Cell Culture Freezing Media

Following on from the last post in regards to freezing cell culture stocks, I thought it would interest you in knowing the type of freezing media I generally use for each stock type. For my Master and Submaster cell stocks, I generally use a freezing media composition of 10% DMSO + 90% FBS. In contrast, for the Working cell stocks, I would use 10% DMSO + cell culture media containing 10% FBS.

High Percentage Serum

As you may know, DMSO is typically used because it has low toxicity to mammalian cells and importantly, prevents the formation of disruptive ice crystals during the freezing process. I opt for the higher serum percentage for the Master and Submaster cell stocks because it contains less water compared to cell culture media + serum. As such, the high percentage serum in combination with DMSO makes for a “gentle” freezing media capable of preserving cell viability or enhancing recovery after thawing. This is particularly important if the cell stocks are going to stay stored in liquid nitrogen for very long periods (i.e. years).

Lower Percentage Serum

Regarding the Working cells, I generally opt for a lower percentage serum for freezing because the Working cell stocks are not meant for long-term storage as compared to the Master cells and because they have a higher turnover in terms of usage. There is nothing wrong with using 10% serum; cell viability can be just as good as if you had frozen your cells using 90% serum. The main difference I have noticed comes from long-term storage (e.g. 2+ years).

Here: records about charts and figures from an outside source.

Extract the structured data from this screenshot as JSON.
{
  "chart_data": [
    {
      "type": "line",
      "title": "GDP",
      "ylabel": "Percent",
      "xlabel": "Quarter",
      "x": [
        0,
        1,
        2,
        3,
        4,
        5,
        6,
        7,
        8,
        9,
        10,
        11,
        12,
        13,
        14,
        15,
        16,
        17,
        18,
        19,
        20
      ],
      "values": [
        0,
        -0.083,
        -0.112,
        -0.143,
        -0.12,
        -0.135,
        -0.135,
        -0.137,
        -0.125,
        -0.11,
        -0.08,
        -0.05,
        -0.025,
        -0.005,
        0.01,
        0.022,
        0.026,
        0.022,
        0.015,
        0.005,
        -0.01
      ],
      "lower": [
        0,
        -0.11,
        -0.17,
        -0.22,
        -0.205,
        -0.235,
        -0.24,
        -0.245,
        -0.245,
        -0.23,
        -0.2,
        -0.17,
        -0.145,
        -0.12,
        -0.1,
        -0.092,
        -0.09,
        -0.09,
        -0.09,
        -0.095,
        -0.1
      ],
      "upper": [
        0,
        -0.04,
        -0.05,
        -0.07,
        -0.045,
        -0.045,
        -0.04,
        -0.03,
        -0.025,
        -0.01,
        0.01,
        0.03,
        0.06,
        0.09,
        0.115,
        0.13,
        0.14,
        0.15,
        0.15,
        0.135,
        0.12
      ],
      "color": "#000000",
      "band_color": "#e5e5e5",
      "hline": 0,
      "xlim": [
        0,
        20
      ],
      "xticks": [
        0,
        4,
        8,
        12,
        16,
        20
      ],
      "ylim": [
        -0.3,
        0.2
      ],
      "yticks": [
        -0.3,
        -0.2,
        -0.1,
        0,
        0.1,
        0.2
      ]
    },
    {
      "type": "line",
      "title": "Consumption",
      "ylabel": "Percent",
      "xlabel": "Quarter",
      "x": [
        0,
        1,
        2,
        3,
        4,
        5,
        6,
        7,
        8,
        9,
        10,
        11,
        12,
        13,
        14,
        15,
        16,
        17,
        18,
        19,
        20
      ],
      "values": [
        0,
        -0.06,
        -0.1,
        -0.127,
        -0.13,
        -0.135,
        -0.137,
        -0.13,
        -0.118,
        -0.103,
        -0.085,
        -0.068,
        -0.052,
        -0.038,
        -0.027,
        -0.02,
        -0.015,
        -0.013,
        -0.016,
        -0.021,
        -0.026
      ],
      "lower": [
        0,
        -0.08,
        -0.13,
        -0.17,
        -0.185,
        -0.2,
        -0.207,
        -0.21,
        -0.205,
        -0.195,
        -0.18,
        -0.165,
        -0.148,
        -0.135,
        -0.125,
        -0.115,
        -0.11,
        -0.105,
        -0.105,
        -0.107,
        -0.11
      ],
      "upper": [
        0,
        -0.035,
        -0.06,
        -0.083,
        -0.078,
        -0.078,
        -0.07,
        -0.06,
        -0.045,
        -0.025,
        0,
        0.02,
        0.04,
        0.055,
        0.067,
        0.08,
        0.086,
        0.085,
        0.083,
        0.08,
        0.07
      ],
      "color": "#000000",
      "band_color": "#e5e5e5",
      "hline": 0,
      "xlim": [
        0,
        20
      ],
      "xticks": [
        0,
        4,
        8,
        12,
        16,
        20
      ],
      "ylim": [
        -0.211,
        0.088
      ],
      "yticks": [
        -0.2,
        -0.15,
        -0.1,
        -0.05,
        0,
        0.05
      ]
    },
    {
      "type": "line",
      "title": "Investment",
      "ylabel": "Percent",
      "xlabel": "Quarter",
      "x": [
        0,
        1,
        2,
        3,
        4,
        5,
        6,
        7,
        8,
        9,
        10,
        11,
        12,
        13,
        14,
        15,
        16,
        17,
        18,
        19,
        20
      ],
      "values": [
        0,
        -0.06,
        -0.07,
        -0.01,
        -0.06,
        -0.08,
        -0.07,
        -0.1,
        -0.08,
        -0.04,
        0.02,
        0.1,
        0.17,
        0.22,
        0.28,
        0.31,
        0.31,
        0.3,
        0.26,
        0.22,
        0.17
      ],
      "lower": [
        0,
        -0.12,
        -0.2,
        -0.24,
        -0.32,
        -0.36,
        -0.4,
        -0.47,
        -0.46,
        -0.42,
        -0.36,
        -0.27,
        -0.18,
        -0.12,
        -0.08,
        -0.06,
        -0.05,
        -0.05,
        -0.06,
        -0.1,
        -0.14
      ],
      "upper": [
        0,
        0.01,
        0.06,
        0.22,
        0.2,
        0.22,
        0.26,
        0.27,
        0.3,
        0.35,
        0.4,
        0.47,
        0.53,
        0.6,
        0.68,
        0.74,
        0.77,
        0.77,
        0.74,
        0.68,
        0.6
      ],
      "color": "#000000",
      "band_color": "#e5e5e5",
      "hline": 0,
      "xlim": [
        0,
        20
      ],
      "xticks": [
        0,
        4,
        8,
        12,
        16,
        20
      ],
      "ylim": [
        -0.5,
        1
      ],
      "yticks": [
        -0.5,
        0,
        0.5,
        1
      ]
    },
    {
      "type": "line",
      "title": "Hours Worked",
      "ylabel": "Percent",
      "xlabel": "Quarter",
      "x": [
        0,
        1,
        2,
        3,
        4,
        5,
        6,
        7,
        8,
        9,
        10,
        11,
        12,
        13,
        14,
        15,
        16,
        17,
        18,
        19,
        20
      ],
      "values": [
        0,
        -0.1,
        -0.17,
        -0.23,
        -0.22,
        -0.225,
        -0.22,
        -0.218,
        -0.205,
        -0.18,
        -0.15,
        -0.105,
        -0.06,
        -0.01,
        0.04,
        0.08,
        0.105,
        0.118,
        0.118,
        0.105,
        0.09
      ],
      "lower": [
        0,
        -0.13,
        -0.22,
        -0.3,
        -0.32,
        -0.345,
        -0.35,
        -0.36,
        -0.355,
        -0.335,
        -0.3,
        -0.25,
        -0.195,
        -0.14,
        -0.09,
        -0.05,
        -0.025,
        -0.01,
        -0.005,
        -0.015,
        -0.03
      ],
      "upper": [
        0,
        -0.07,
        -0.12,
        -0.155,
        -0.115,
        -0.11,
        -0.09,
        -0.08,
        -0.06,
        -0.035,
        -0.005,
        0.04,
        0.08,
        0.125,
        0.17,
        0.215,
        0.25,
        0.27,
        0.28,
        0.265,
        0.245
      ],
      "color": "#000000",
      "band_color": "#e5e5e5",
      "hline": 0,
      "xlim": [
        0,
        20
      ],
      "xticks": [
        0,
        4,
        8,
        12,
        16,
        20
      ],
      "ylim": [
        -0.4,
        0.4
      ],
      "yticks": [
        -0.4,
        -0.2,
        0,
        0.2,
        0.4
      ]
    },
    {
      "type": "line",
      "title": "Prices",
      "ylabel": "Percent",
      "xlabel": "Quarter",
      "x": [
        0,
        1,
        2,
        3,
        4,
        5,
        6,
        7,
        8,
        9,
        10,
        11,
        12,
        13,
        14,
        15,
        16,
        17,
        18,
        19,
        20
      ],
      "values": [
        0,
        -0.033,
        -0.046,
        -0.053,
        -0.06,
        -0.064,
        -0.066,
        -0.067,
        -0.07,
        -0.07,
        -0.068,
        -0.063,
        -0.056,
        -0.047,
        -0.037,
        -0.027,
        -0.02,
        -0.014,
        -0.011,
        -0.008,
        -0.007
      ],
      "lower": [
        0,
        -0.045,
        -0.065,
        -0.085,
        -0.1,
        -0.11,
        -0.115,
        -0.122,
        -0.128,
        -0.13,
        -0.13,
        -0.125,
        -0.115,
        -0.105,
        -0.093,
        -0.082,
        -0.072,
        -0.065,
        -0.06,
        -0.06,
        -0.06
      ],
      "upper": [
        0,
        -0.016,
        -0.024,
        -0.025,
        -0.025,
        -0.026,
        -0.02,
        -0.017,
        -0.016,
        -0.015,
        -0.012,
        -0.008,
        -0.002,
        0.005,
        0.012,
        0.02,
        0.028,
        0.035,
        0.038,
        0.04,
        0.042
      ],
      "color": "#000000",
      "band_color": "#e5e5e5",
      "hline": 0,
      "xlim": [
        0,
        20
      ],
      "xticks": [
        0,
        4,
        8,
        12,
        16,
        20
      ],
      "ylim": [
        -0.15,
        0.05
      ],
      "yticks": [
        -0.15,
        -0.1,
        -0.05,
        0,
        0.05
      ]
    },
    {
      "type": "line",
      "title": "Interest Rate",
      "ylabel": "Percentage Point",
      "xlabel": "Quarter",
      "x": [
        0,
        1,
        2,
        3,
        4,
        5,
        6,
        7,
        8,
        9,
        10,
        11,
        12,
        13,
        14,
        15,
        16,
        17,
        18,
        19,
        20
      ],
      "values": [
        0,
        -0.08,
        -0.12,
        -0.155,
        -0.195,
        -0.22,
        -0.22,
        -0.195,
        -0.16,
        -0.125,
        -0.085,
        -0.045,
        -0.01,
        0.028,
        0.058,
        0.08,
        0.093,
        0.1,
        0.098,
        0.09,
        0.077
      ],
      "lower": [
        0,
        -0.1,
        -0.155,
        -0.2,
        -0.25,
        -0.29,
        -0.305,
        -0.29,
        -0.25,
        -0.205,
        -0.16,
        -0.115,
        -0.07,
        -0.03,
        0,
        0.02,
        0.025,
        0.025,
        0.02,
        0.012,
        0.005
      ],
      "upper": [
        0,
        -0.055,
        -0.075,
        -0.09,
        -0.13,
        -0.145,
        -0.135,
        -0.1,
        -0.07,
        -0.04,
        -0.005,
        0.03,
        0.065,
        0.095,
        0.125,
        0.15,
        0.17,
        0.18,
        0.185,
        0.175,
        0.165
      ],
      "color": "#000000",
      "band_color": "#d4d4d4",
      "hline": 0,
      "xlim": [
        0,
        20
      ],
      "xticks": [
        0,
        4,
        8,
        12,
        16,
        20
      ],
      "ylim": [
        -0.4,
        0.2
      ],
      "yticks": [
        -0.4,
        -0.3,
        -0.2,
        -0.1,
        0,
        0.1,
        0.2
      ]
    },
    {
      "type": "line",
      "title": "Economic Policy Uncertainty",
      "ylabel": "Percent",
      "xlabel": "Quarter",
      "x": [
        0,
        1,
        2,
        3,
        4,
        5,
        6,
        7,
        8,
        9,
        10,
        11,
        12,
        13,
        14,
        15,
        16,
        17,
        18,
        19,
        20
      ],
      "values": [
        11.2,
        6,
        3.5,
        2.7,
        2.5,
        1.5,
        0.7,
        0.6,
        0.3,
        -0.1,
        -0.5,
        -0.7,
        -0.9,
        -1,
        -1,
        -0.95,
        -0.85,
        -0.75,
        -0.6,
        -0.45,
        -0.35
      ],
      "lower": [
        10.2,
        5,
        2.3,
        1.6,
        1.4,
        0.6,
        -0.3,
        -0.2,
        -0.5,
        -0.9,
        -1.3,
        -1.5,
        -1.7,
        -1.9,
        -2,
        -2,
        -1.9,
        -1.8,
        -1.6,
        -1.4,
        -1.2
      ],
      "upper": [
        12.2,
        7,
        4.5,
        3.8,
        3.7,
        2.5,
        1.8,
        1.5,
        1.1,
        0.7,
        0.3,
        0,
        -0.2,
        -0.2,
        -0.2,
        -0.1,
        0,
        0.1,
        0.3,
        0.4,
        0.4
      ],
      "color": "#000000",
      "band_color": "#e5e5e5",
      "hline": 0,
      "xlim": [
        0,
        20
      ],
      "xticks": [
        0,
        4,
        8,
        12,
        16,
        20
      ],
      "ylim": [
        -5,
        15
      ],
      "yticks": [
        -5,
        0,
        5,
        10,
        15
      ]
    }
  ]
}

Another reason to use a lower percentage serum for the Working cells is cost. A high number of Working cell stocks are generally frozen down so if you are using 90% serum, it will get expensive.

But despite what I have said above, if you are using a cell type that is just bad to freeze-thaw (i.e. not very good at recovering quickly), use the higher percentage serum to freeze down your Working cell stocks.